Lean has a profound, positive effect on manufacturing

Posted on 8 Oct 2009 by The Manufacturer

Lean, and more collaborative product development and data management will provide the biggest benefits to manufacturers in the next five years, say directors at software company Gartner. Marc Halpern, research director and Dan Miklovic, research vice president set out their interpretation of lean and why it is so important.

Gartner has identified that lean, Six Sigma manufacturing, design data management, product content management, product requirements management, product portfolio and programme management, and collaborative product development should be manufacturers’ top priorities over the next five years. These will have the greatest positive impact on the business performance of manufacturers through 2014.

Lean is the most fundamental and has the broadest impact. It establishes a value basis for all decisions and activities within a manufacturing company. It goes beyond the vaunted reductions in cost and inventory commonly associated with lean. It fundamentally impacts the basis for all decision making, from defining products to be developed, through design, production, service, sales and more. It is the most of these areas to execute, because it requires cultural change at every organisational level, from senior executives to the maintenance staff.

Manufacturers that have adopted lean correctly are achieving major business performance improvements.

Lean manufacturing seeks to achieve a value-based, problem-solving approach for every activity in the manufacturing value chain. Lean is a manufacturing management and production control system for eliminating waste, but not by arbitrarily cutting costs.

Lean is about developing critical production linkages with customer or market demands for value, and continually redefining processes that best serve that demand for value with a minimum of wasted steps — building of inventory is foremost among the sources of waste. Lean assumes change is constant and necessary for improvement; therefore, it posits a system of decentralised problem resolution, team-based decision making, and interdependent, coordinated and transparent asset use that fosters great agility.

Manage data, support lean
Given these goals, lean manufacturing systems consist of a set of tools, including value stream mapping, root cause problem resolution and line balancing for “onepiece flow”; kanban-based material “pull” systems based on just-in-time (JIT) production concepts; visual manufacturing tools such as andon boards for problem flagging and resolution, as well as heijunka boards for production team monitoring of yield versus task time; error-proofing assembly techniques; and work instructions. Also, lean is a continuous process Lean has a profound, positive effect on manufacturing IT in improvement technique so that IT supports kaizen definitions and processes. The ongoing change among decentralised work teams is also relevant. Design data management, product content management, product requirements management, product portfolio and programme management, and collaborative product development are a few of the applications that can support lean in multiple product lifecycle activities.

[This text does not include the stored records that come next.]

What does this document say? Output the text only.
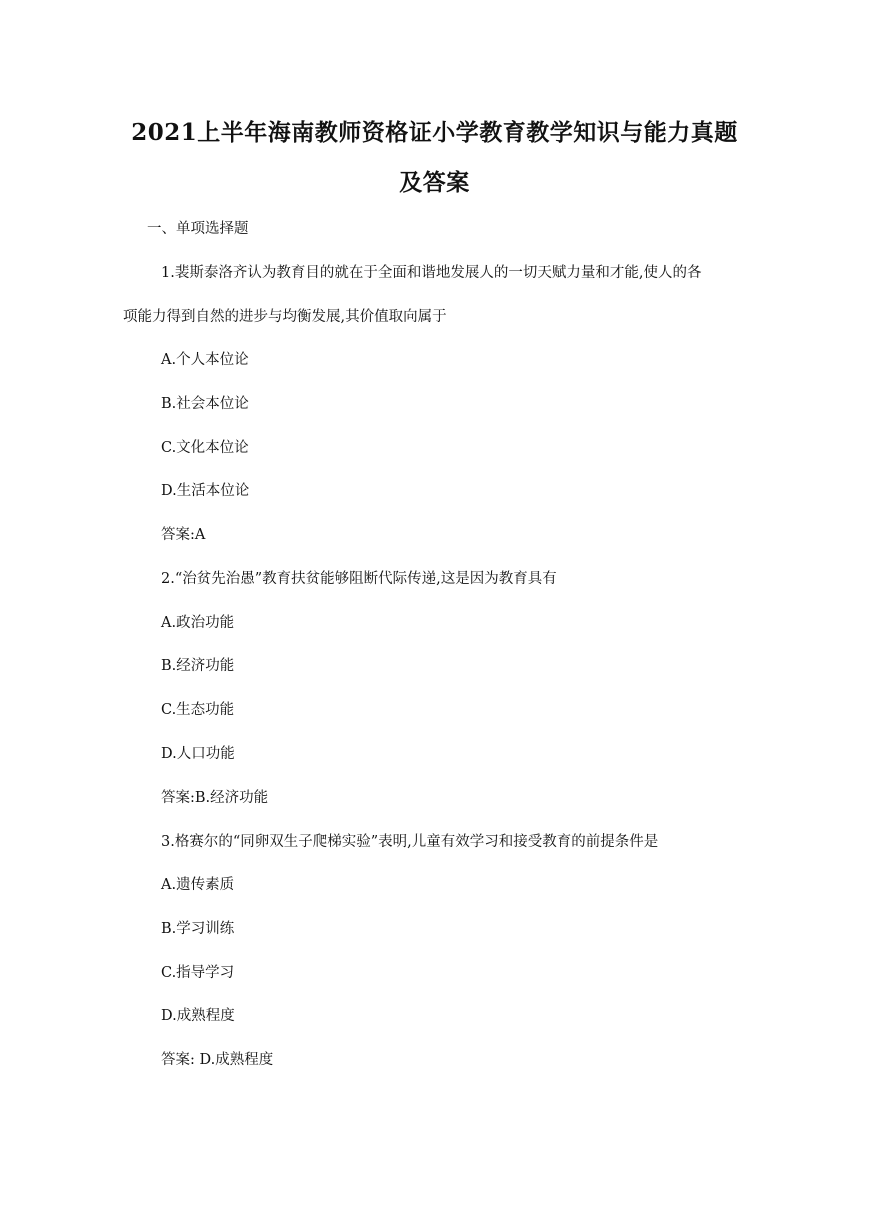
2021上半年海南教师资格证小学教育教学知识与能力真题
及答案
一、单项选择题
1.裴斯泰洛齐认为教育目的就在于全面和谐地发展人的一切天赋力量和才能,使人的各
项能力得到自然的进步与均衡发展,其价值取向属于
A.个人本位论
B.社会本位论
C.文化本位论
D.生活本位论
答案:A
2.“治贫先治愚”教育扶贫能够阻断代际传递,这是因为教育具有
A.政治功能
B.经济功能
C.生态功能
D.人口功能
答案:B.经济功能
3.格赛尔的“同卵双生子爬梯实验”表明,儿童有效学习和接受教育的前提条件是
A.遗传素质
B.学习训练
C.指导学习
D.成熟程度
答案: D.成熟程度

However, lean manufacturing systems lag in the manufacturing system marketplace, which is dominated by “batch and queue”-style operations supported primarily by manufacturing resource planning (MRP) solutions and their predominant production control and management techniques. Many companies: 1) have not adopted lean principles and their corresponding systems; or 2) have deployed a lean system component, JIT, without the complete vision, change programme and management controls and then abandoned their lean initiatives after encountering cultural resistance and technical problems. Speed of adoption varies by industry, with the automotive and electronics industries being far more advanced (two years to mainstream adoption) and process industries just beginning to adopt lean (in reality five to ten years from mainstream adoption).

While many point solutions may exist for lean operations, manufacturers need to deploy technology according to a broader lean transformation strategy, as well as business and technology plans. Isolated applications will not return adequate benefits. IT may be deployed in incremental or staged implementations as long as the right process and system interfaces are identified and achieved along the road map, and the higher-order principles of lean manufacturing are not violated. A holistic lean manufacturing operations suite, representing all the IT ramifications of lean, does not exist today. Users must look at technologies, software providers and home grown solutions that offer the best path to integration. Because lean is a continuous improvement methodology grounded in identifying root causes for waste and ongoing elimination of non-value adding activities, users must consider their abilities to rapidly deploy and revise applications according to the hands-on needs of operators in the process as a key to success.

Still in adolescence, lean manufacturing currently has a market penetration of between five and 20% in the UK. Ultimately, although it remains up to five years away, its impact will be transformational.